Recognize the common single-bit scan loop idioms in V3Unroll (before it
unrolls) and lower them to bit-reduction primitives, replacing a literal
W-iteration loop with one intrinsic-backed expression:
target=0; for (i=0;i<W;i++) if (vec[i]) target = i + 1; -> $mostsetbitp1(vec)
target=0; for (i=0;i<W;i++) if (vec[i]) target = target + 1; -> $countones(vec)
The leading-one form lowers to a new AstMostSetBitP1 node, emitted as
VL_MOSTSETBITP1_{I,Q,W}; those runtime helpers now use __builtin_clz where
available (same pattern as VL_REDXOR's __builtin_parity), with the existing
bit scan as fallback. The count-ones form reuses AstCountOnes ($countones,
popcount); as the DFG requires a 32-bit countones result it is built at 32
bits and narrowed to the accumulator width with a select.
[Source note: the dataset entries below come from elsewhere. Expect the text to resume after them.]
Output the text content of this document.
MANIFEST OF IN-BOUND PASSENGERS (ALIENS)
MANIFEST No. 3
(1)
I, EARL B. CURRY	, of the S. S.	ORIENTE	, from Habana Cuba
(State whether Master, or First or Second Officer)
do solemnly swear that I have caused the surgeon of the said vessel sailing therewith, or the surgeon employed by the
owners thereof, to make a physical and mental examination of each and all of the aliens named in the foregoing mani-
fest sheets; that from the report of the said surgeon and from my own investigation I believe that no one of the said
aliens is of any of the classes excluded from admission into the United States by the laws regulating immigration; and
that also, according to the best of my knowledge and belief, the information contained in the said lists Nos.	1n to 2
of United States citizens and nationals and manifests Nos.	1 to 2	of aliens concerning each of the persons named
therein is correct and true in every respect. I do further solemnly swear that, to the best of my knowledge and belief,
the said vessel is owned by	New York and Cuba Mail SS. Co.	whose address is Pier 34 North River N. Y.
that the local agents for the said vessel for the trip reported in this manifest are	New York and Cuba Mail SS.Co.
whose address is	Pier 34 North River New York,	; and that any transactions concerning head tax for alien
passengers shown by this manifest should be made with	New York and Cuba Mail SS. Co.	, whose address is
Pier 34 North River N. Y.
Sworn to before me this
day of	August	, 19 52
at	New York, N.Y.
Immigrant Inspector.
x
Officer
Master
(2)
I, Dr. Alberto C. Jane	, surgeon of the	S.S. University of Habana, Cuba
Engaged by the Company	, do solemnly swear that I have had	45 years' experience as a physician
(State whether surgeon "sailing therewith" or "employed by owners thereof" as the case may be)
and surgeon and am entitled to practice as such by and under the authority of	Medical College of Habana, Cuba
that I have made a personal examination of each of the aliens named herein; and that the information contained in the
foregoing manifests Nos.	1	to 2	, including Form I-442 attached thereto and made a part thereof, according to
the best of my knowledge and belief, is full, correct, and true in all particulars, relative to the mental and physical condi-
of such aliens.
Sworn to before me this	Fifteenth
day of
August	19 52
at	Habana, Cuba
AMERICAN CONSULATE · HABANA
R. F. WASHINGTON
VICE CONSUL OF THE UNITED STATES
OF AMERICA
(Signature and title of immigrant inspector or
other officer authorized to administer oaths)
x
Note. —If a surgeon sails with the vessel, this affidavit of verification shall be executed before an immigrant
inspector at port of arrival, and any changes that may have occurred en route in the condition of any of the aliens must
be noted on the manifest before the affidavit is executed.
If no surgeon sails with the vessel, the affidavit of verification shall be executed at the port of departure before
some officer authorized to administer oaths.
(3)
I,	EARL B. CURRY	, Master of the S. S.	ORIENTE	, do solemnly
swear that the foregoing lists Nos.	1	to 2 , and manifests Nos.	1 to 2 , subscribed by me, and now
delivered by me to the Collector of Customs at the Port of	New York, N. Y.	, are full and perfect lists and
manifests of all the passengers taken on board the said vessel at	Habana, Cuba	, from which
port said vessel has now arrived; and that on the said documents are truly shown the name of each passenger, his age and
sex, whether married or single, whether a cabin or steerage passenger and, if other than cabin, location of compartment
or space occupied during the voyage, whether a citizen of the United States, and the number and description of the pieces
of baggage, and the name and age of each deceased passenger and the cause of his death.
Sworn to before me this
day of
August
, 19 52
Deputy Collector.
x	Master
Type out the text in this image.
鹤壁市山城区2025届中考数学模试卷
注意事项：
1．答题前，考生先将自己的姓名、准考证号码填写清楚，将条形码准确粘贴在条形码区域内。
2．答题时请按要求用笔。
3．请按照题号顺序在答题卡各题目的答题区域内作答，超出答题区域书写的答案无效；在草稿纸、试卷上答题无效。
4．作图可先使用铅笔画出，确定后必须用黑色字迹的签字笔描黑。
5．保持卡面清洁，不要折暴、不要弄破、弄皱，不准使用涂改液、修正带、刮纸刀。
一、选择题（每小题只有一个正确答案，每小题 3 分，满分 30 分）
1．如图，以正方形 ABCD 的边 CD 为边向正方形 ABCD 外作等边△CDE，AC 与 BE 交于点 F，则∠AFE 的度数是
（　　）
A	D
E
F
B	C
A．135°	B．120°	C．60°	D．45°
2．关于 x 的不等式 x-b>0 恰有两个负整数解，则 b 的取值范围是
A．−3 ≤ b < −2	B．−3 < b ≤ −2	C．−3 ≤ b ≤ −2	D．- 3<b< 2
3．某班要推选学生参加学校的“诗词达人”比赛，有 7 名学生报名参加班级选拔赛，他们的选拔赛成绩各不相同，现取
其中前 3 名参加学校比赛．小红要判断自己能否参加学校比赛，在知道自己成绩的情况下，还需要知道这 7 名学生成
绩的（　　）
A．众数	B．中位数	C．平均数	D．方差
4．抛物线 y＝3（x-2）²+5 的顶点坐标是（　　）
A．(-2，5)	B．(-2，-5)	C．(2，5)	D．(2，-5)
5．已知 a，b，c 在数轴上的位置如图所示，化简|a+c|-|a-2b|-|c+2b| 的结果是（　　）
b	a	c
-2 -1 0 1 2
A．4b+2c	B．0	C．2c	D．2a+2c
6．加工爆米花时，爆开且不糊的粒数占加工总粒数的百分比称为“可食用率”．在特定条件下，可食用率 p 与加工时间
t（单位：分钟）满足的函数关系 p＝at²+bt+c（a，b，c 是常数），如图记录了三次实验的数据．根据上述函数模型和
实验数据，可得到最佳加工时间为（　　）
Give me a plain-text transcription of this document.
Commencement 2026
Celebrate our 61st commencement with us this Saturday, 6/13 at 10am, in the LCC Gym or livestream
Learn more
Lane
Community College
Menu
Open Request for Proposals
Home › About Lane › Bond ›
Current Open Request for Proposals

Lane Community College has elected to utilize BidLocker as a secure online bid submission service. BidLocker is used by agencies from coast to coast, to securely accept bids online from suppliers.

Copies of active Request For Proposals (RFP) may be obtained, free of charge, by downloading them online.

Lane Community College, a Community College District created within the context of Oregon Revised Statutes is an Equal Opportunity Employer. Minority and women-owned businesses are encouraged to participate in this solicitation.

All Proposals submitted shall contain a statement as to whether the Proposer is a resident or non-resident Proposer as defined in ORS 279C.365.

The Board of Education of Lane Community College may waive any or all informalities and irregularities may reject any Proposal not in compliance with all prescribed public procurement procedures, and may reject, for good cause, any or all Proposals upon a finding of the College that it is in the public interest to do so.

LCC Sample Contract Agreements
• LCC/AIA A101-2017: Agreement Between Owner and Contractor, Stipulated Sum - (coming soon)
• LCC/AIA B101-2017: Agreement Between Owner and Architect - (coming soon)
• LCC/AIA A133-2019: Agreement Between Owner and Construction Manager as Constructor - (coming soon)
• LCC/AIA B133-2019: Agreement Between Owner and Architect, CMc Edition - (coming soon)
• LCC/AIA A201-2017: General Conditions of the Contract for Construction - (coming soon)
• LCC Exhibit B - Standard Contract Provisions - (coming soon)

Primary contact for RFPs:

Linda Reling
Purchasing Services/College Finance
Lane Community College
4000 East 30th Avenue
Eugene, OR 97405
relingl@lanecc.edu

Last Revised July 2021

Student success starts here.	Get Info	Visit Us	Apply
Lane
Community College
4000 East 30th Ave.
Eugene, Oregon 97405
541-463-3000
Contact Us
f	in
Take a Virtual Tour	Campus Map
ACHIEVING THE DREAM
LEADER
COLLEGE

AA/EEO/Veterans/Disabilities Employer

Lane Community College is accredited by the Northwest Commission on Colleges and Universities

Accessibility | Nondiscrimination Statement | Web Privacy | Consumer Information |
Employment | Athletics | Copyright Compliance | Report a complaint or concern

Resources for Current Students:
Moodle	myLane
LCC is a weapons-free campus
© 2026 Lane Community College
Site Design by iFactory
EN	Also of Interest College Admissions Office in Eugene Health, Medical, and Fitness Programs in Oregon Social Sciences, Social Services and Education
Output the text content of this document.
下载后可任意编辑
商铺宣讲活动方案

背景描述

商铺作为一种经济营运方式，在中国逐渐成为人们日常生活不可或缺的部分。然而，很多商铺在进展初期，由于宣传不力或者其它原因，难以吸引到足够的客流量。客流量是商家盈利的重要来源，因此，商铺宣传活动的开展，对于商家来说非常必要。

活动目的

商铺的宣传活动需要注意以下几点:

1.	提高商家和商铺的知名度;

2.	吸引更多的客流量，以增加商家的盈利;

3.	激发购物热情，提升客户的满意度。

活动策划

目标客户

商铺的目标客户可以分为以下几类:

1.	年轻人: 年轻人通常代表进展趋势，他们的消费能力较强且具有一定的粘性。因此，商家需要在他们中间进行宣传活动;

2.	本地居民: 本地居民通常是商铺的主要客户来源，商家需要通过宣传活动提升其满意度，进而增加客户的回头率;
Matching is structural to stay sound: the index must start at 0, increment
by exactly 1, and scan all W==width(vec) bits via a single 1-bit select of a
distinct vector, with the target pre-zeroed and no else branch. The loop
bound is accepted as a strict ascending 'idx < W' written either way and
signed or unsigned (Gt/GtS/Lt/LtS). Gated by -fbit-scan-loops (on at -O).
Adds t_bit_scan_loops (I/Q/W, count-ones and unsigned-index positives;
step-2, start-1, idx*2+1, vec[idx+1], target=idx and W!=width negatives, all
self-checked and asserted via --stats not to lower) plus t_bit_scan_loops_off
for the disable flag.
Motivated by a transformer inference design whose 80-bit leading-one detector
ran every cycle (~37% of runtime); the lowering is worth ~39% there.